There seems no shortage of forces on both sides to fan the flames. The tumult over the video had not even subsided when a French magazine this week printed a new cartoon showing the prophet naked.
"It's ridiculous," Zainab Al-Suwaij, executive director of the America Islamic Congress, said of the violence that on Friday killed 15 in Pakistan alone as what were supposed to be peaceful protests turned violent.
"Yes, this video is offensive but it is clearly a grotesque over reaction that in part is being whipped up by radical Islamists in the region for their own ends. But it does show you the depth of misunderstanding between the cultures."
Starting last week with a few relatively small embassy protests and a militant attack in Libya that killed the US ambassador and three others, violence has since spread to more than a dozen countries across the Middle East and Asia.
Not all the news from the region indicates an unbridgeable gap, though. Many Libyans, especially young ones, came out to mourn Ambassador Chris Stevens after his death and make clear that militants who killed him did not speak for them. Thousands of Libyans marched in Benghazi on Friday to protest the Islamist militias that Washington blames for the attack.
Arab Spring's failed promises
Still, the "Arab Spring" appears not to have made as many friends for America as Americans might have hoped.
The very countries in which Washington helped facilitate popular-backed regime change last year - Egypt, Tunisia, Libya and Yemen - are seeing some of the greatest anti-West backlash.
The young pro-democracy activists who leaped to the fore in 2011, Washington now believes, have relatively little clout. That leaves US and European officials having to deal with groups such as the Muslim Brotherhood.
There is concern that regional governments such as Egypt might now be playing a "double game", saying one thing to the US while indulging in more anti-Western rhetoric at home. It may be something Washington must get used to.
"What you're seeing now is that (regional governments) are much more worried about their own domestic population - which means being seen as too close to the US is suddenly...a liability," says Jon Alterman, a former State Department official and now Middle East specialist at the Centre for Strategic and International Studies.
The current US administration is not the first to discover democracy does not always directly translate into the sort of governments it would like to see.
In 2006, the election victory of Islamist group Hamas in the Gaza Strip was seen helping prompt the Bush White House to abandon a post-911 push for democratic change, sending it back towards Mubarak-type autocrats.
The popular image of the United States in the Middle East stands in stark contrast to the way Americans view themselves.

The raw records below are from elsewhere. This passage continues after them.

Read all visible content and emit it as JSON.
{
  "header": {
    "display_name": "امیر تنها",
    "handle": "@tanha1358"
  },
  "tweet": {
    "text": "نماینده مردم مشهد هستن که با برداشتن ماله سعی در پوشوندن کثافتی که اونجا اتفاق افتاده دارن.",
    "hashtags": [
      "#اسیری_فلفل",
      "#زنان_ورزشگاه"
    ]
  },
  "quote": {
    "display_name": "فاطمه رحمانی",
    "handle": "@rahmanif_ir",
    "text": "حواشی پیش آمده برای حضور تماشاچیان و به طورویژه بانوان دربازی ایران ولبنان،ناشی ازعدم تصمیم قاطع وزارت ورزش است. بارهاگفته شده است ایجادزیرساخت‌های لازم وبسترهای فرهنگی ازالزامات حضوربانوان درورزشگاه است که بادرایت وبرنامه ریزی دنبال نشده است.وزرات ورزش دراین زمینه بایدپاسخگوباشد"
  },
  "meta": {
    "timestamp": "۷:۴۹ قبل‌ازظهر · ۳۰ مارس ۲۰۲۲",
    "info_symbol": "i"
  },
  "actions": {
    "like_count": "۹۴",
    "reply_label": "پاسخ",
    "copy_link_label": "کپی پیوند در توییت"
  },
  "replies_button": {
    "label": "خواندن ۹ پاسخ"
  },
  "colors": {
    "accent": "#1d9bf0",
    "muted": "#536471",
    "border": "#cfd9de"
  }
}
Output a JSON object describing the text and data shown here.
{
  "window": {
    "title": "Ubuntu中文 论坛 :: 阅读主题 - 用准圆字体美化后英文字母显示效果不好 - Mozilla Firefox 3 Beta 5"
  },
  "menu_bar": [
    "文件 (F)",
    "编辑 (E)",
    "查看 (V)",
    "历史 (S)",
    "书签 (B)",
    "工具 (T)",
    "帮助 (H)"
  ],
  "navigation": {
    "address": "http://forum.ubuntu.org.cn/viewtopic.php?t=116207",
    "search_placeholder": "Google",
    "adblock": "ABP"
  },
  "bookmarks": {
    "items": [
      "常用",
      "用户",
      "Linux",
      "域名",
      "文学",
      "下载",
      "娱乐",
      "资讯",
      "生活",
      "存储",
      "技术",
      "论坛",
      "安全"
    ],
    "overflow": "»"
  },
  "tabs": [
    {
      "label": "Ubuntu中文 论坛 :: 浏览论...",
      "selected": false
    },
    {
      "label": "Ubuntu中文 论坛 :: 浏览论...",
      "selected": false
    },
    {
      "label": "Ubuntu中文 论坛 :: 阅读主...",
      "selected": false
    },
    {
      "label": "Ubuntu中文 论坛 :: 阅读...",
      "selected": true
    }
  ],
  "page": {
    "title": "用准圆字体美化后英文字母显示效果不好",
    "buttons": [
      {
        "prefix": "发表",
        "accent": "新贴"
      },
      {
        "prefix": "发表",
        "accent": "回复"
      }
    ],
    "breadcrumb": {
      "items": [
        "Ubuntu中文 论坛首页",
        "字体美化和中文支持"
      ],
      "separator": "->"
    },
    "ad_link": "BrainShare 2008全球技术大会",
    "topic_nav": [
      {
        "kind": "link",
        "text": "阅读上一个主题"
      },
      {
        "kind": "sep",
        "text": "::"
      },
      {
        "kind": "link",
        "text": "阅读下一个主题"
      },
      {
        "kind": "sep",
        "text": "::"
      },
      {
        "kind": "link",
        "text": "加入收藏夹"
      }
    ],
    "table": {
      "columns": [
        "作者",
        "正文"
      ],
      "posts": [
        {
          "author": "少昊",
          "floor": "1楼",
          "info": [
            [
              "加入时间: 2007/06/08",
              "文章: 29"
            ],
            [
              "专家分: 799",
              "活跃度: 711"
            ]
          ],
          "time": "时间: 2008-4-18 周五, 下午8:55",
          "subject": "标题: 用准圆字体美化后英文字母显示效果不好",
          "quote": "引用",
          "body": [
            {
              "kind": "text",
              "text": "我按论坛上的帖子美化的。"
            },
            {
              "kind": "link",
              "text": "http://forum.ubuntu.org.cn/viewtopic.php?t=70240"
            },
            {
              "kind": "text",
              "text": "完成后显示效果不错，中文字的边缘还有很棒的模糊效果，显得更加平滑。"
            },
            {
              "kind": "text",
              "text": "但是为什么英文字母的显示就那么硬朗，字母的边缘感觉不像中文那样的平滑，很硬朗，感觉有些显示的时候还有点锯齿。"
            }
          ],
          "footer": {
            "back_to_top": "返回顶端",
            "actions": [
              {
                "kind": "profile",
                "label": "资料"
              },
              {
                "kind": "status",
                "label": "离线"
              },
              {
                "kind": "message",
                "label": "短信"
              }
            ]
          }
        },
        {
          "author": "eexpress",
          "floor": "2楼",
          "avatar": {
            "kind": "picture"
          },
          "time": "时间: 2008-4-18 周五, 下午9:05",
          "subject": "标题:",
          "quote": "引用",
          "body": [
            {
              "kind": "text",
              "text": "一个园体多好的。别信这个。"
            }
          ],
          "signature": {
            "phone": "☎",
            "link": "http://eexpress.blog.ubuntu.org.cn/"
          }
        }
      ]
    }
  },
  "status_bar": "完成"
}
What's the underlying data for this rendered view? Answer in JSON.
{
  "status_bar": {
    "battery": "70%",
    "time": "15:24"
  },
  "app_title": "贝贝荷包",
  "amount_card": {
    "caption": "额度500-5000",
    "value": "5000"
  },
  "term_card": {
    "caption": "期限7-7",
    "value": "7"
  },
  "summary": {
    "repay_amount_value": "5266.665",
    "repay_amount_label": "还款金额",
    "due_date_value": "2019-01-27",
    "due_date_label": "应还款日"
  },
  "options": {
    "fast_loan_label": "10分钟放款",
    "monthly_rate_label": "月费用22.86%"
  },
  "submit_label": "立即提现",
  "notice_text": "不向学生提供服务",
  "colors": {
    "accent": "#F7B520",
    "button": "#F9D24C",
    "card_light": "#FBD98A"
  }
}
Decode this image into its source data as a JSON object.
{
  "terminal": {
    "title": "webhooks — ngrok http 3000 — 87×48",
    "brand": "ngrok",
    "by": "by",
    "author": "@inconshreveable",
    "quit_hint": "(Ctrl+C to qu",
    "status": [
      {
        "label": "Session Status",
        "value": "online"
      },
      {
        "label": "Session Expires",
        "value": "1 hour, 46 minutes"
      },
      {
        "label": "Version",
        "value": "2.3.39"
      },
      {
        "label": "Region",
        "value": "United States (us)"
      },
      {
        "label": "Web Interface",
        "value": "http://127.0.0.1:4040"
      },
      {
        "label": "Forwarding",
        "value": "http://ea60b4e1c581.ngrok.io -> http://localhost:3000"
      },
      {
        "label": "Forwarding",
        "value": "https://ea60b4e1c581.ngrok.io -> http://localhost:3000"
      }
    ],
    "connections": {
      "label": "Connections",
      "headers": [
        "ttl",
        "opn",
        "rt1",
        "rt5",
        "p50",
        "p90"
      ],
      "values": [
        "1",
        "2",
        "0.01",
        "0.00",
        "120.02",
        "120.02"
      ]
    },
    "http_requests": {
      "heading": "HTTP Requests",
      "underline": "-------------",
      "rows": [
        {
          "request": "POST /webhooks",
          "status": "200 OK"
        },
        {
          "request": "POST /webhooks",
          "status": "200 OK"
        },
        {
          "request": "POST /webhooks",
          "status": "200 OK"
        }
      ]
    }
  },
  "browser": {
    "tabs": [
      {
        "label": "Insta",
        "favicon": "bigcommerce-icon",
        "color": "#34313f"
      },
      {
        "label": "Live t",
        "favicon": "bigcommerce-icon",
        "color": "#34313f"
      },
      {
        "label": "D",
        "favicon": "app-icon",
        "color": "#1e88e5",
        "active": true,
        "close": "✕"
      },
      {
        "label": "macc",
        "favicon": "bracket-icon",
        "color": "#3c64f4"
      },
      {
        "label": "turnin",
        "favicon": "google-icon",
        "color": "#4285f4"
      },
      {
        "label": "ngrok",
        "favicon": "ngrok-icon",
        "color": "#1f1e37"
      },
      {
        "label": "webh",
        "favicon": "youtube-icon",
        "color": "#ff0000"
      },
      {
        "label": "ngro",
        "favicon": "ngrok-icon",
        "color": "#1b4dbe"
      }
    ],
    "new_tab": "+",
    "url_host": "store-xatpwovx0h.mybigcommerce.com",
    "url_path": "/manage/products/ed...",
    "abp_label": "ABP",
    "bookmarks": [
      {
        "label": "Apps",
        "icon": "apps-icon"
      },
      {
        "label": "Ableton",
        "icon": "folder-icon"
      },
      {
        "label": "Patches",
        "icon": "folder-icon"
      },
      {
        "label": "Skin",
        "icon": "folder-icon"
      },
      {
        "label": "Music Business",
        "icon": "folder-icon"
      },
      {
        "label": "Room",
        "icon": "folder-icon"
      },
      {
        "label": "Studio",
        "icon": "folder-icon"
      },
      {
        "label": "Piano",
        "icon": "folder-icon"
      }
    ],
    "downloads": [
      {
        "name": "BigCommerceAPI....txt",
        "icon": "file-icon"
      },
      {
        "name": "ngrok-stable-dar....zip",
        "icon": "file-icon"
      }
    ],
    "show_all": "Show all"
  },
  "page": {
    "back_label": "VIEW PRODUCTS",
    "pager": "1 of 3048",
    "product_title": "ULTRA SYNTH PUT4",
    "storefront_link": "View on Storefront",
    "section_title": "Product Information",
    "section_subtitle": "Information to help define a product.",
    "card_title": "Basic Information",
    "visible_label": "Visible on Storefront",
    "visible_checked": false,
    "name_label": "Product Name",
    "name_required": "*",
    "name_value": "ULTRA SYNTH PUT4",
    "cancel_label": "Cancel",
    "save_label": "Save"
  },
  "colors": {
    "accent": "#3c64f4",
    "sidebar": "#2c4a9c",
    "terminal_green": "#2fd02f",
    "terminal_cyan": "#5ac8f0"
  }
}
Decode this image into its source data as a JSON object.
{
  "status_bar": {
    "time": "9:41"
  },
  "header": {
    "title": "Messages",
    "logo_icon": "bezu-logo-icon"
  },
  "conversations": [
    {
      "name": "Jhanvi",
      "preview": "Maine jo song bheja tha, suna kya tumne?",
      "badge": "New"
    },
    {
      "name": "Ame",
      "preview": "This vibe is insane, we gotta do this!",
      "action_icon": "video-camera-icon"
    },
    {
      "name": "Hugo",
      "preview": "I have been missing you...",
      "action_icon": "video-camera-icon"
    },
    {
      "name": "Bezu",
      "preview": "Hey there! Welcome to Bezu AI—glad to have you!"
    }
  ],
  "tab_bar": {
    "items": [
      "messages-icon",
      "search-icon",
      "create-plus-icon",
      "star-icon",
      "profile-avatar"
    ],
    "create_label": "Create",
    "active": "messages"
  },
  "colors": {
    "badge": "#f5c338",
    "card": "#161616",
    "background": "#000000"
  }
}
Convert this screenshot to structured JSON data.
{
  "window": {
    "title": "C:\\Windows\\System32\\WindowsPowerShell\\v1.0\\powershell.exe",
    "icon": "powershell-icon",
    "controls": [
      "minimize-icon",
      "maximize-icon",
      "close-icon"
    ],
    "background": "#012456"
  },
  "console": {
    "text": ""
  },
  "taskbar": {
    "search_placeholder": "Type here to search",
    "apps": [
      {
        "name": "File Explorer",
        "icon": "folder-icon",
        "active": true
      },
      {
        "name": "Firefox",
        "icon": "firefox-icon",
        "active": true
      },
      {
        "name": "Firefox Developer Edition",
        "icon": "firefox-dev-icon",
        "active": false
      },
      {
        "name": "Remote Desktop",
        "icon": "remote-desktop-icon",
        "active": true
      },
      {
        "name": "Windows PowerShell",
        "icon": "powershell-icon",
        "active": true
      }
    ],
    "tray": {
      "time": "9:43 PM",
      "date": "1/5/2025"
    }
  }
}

Western talk of democracy and human rights is often seen hollow, with Washington and Europe only abandoning autocratic leaders when their fate was already sealed and continuing to back governments such as Bahrain still accused of repression.
"The simple truth is that the American people are never going to understand the region because they never ask the right question - which is what it feels like to be on the receiving end of American power," says Rosemary Hollis, a professor of Middle Eastern studies at London's City University.
Whoever wins the White House in November will face a string of challenges across the region.
As it faces down Iran over its nuclear program, while backing rebels in Syria and governments in the Gulf, Washington risks being drawn ever deeper into the historic Sunni-Shi'ite sectarian divide within Islam.